First, he takes a dose of stuff out of a cow's horn, which I, in my ignorance, suppose to be very badly made No. 7 shot. A small quantity of this he places in the pan of his rifle, and crushes with the handle of his knife, the rest he pours down the barrel, and I perceive that it is powder; then he looks up and down, round and about—what the deuce is he after? Is he cockney enough to be going to flash off his rifle, and afraid of some one hearing him? No, there he has it—a bunch of grey moss, "baum haar," as he calls it, from that blasted pine. Wonder again; what in the name of goodness is he going to do with that? Use it as a pocket-handkerchief? I do not believe he carries one; at any rate, if he does, he only uses that pattern said by the Fliegende Blätter to be so popular amongst the Gallician deputies of the Paul's-Kirche Parliament. No,—wrong again; he carefully pulls it to pieces, and making it into a round ball, rams it down upon the powder; and a most excellent dodge it is. Colonel Hawker has only re-discovered an old secret, or, more likely, learnt it on the shores of the Bodensee; then the greased patch and the ball, and all is ready. On we go!

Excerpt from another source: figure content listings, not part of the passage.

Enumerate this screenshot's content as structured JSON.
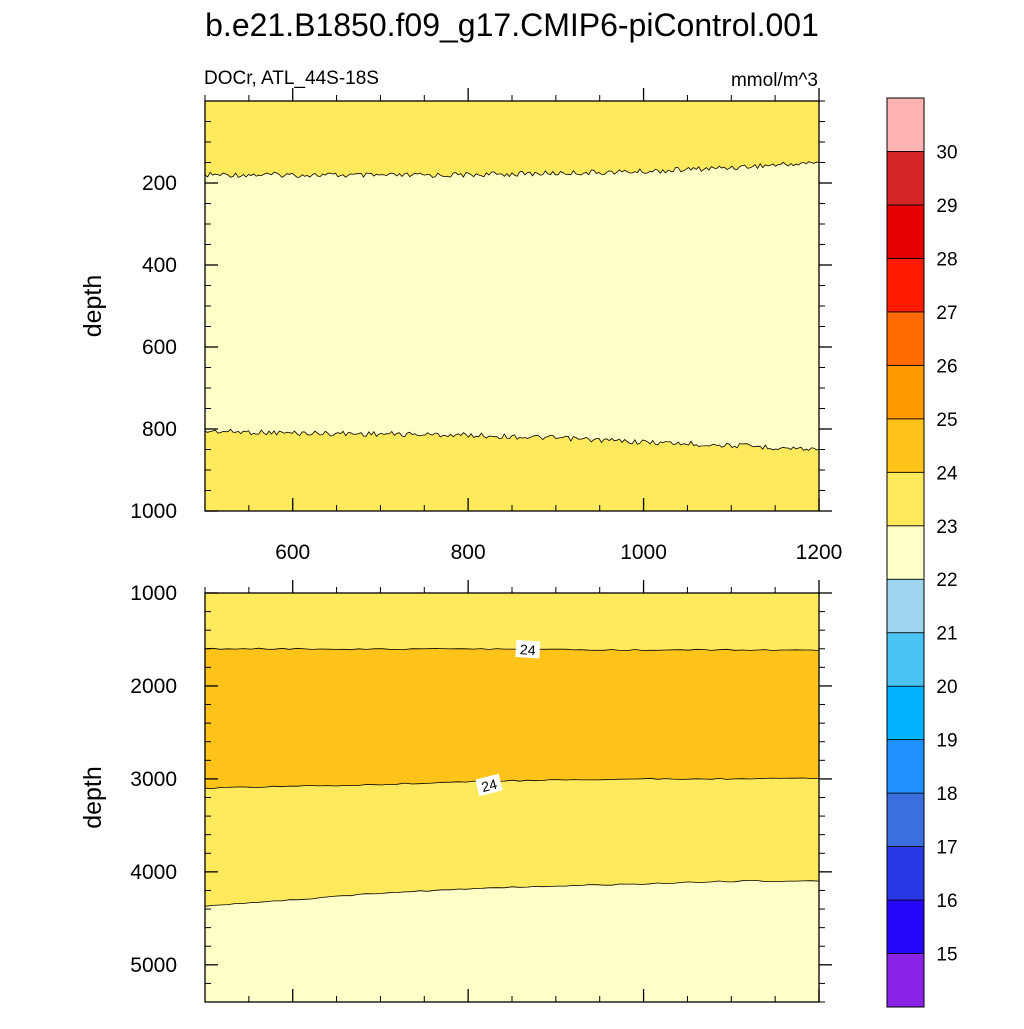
{
  "title": "b.e21.B1850.f09_g17.CMIP6-piControl.001",
  "subtitle_left": "DOCr, ATL_44S-18S",
  "subtitle_right": "mmol/m^3",
  "colors": {
    "c22_23": "#ffffc8",
    "c23_24": "#ffea5e",
    "c24_25": "#ffc31a",
    "colorbar": [
      "#8b23e6",
      "#2707fb",
      "#2538e4",
      "#3b6fe0",
      "#1e90ff",
      "#00b2ff",
      "#4ac3f5",
      "#9ed6ef",
      "#ffffcc",
      "#ffea5e",
      "#ffc31a",
      "#ff9900",
      "#ff6b00",
      "#ff1a00",
      "#e60000",
      "#d42525",
      "#ffb3b3"
    ]
  },
  "chart_data": [
    {
      "type": "area",
      "name": "upper-panel",
      "xlabel": "",
      "ylabel": "depth",
      "xlim": [
        500,
        1200
      ],
      "ylim": [
        1000,
        0
      ],
      "x_ticks": [
        600,
        800,
        1000,
        1200
      ],
      "y_ticks": [
        200,
        400,
        600,
        800,
        1000
      ],
      "x_tick_labels": [
        "600",
        "800",
        "1000",
        "1200"
      ],
      "y_tick_labels": [
        "200",
        "400",
        "600",
        "800",
        "1000"
      ],
      "contours": [
        {
          "level": 23,
          "x": [
            500,
            600,
            700,
            800,
            900,
            1000,
            1100,
            1200
          ],
          "depth": [
            180,
            180,
            182,
            180,
            176,
            172,
            162,
            150
          ]
        },
        {
          "level": 23,
          "x": [
            500,
            600,
            700,
            800,
            900,
            1000,
            1100,
            1200
          ],
          "depth": [
            805,
            810,
            812,
            815,
            822,
            832,
            840,
            850
          ]
        }
      ],
      "fill_bands": [
        "23-24",
        "22-23",
        "23-24"
      ],
      "contour_labels": []
    },
    {
      "type": "area",
      "name": "lower-panel",
      "xlabel": "",
      "ylabel": "depth",
      "xlim": [
        500,
        1200
      ],
      "ylim": [
        5400,
        1000
      ],
      "x_ticks": [
        600,
        800,
        1000,
        1200
      ],
      "y_ticks": [
        1000,
        2000,
        3000,
        4000,
        5000
      ],
      "y_tick_labels": [
        "1000",
        "2000",
        "3000",
        "4000",
        "5000"
      ],
      "contours": [
        {
          "level": 24,
          "x": [
            500,
            600,
            700,
            800,
            900,
            1000,
            1100,
            1200
          ],
          "depth": [
            1600,
            1600,
            1605,
            1600,
            1610,
            1615,
            1610,
            1620
          ]
        },
        {
          "level": 24,
          "x": [
            500,
            600,
            700,
            800,
            900,
            1000,
            1100,
            1200
          ],
          "depth": [
            3100,
            3080,
            3060,
            3030,
            3010,
            3000,
            3000,
            2995
          ]
        },
        {
          "level": 23,
          "x": [
            500,
            600,
            700,
            800,
            900,
            1000,
            1100,
            1200
          ],
          "depth": [
            4370,
            4300,
            4230,
            4180,
            4150,
            4130,
            4100,
            4100
          ]
        }
      ],
      "fill_bands": [
        "23-24",
        "24-25",
        "23-24",
        "22-23"
      ],
      "contour_labels": [
        {
          "text": "24",
          "x": 868,
          "depth": 1610
        },
        {
          "text": "24",
          "x": 824,
          "depth": 3070
        }
      ]
    }
  ],
  "colorbar": {
    "labels": [
      "15",
      "16",
      "17",
      "18",
      "19",
      "20",
      "21",
      "22",
      "23",
      "24",
      "25",
      "26",
      "27",
      "28",
      "29",
      "30"
    ]
  }
}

After leaving the meadow, we entered again into the pine forest, which gradually became more open, the trees more stunted and fantastic, and their long straggling arms clothed more and more as we ascended with the ash-grey baumhaar; dead trees and thunder-riven stumps became frequent, rotting in and into the black bog mould, which gives a scanty root-hold to the blushing alpen-rose. Soon we leave the trees behind us altogether; nothing but wild chaotic masses of gravel and stones, tossed and heaped one on the other, by the fierce avalanche—the very rocks grey and crumbling with age; here and there patches of black bog, with little oases of emerald green turf perched in their centre, the black orchis growing thick upon them, and perfuming the air yards around.